Вера откинулась на высокую спинку стула, внимательно отслеживая ход его сбивчивой мысли. Её правая ладонь поглаживала до сих пор чистый лист, а скучающие глаза говорили, что их хозяйка уже знакома с этими тезисами.

Примерно так выглядит железобетонная уверенность в себе.

– Учись, – толкнул Хозяина в спину Прокурор, с любопытством разглядывая невозмутимо вздёрнутый улановский нос.

– Если мы организуем субъекта выполнить то или иное предписание, мы дополнительно мотивируем его рассказом о санкциях, которые к нему применят, если он проигнорирует первую интенцию, – продолжал Святослав.

– То есть невозможно с ходу сказать, что является причиной, а что следствием? – подытожила Уланова, постукивая пальцами по бесполезному листу.

– Абсолютно точно, – с досадой тряхнул он головой.

Волосы взлетели и небрежно ткнулись в бровь.

Не в бровь, а в глаз.

– Да она поумней тебя, – сообщил Прокурор, смахнув с пиджака невидимую пылинку.

– Когда носитель права, данного ему правовой сферой, – свирепо завёл Елисеенко, – оказывается во власти предписания, им руководит не столько знание о том, какие блага для него несёт в себе следование предписанию…

– Сколько понимание того, чем грозит отказ ему следовать, – закончила Вера, плавно кивнув.

Очень хотелось поскорее её переумничать, но рядом материализовался официант.

А «олени», решившие посетить ресторан, «не спорят с бабами в присутствии третьих лиц».

Так всегда говорил Рома, ссылаясь на этикет.

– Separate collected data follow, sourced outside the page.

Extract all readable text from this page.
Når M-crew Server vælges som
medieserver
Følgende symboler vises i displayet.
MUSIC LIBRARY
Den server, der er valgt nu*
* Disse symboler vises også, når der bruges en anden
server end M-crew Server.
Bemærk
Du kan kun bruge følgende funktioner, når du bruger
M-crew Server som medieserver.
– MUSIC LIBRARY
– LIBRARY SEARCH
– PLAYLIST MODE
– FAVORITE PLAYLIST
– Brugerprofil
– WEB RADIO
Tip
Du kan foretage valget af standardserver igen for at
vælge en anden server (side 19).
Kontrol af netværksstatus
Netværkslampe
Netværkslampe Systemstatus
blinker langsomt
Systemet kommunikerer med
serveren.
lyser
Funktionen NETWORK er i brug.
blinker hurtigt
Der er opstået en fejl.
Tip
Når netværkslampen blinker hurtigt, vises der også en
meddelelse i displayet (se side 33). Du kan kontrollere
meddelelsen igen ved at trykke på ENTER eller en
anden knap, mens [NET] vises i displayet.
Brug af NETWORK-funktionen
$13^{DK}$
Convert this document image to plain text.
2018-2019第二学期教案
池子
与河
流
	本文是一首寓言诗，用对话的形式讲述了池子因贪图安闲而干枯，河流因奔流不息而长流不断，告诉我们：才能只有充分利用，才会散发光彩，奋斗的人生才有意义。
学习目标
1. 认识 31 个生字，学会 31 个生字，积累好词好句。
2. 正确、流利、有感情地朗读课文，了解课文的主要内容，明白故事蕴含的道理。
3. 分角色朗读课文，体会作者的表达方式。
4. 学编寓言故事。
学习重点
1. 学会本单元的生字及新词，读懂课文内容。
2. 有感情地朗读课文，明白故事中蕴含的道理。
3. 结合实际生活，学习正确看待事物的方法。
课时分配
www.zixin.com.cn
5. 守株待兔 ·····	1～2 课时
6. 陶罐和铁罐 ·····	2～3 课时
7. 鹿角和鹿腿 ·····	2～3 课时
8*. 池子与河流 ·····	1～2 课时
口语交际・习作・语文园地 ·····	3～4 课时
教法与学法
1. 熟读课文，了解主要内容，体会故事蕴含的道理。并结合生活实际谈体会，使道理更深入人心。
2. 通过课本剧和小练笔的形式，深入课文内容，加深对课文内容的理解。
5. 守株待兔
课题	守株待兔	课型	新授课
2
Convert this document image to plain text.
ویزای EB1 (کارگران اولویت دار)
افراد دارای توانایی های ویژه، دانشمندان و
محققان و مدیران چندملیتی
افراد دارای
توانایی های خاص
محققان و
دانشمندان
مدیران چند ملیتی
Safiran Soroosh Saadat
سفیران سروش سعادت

Поставив перед гостем квадратное блюдо с запечённой скумбрией, а перед гостьей – глиняный горшочек со свининой и грибами, разносчик изящно удалился. Выбросив из головы мрачные ассоциации, Свят снял со своей вилки салфетку и буркнул:

– Наличие санкции за невыполнение предписания значительно повышает мотивацию к его выполнению. Это, так скажем, азы психологии права. Правовая сфера корректирует удельный вес интенций, возлагая особый акцент на нужную чашу весов.

Подвинув к себе исходящий паром горшочек, Вера погладила ручки столовых приборов и закивала.

– Выставляет вперёд либо поощрение, либо наказание, – нараспев произнесла она, забавно дуя на кусок шампиньона.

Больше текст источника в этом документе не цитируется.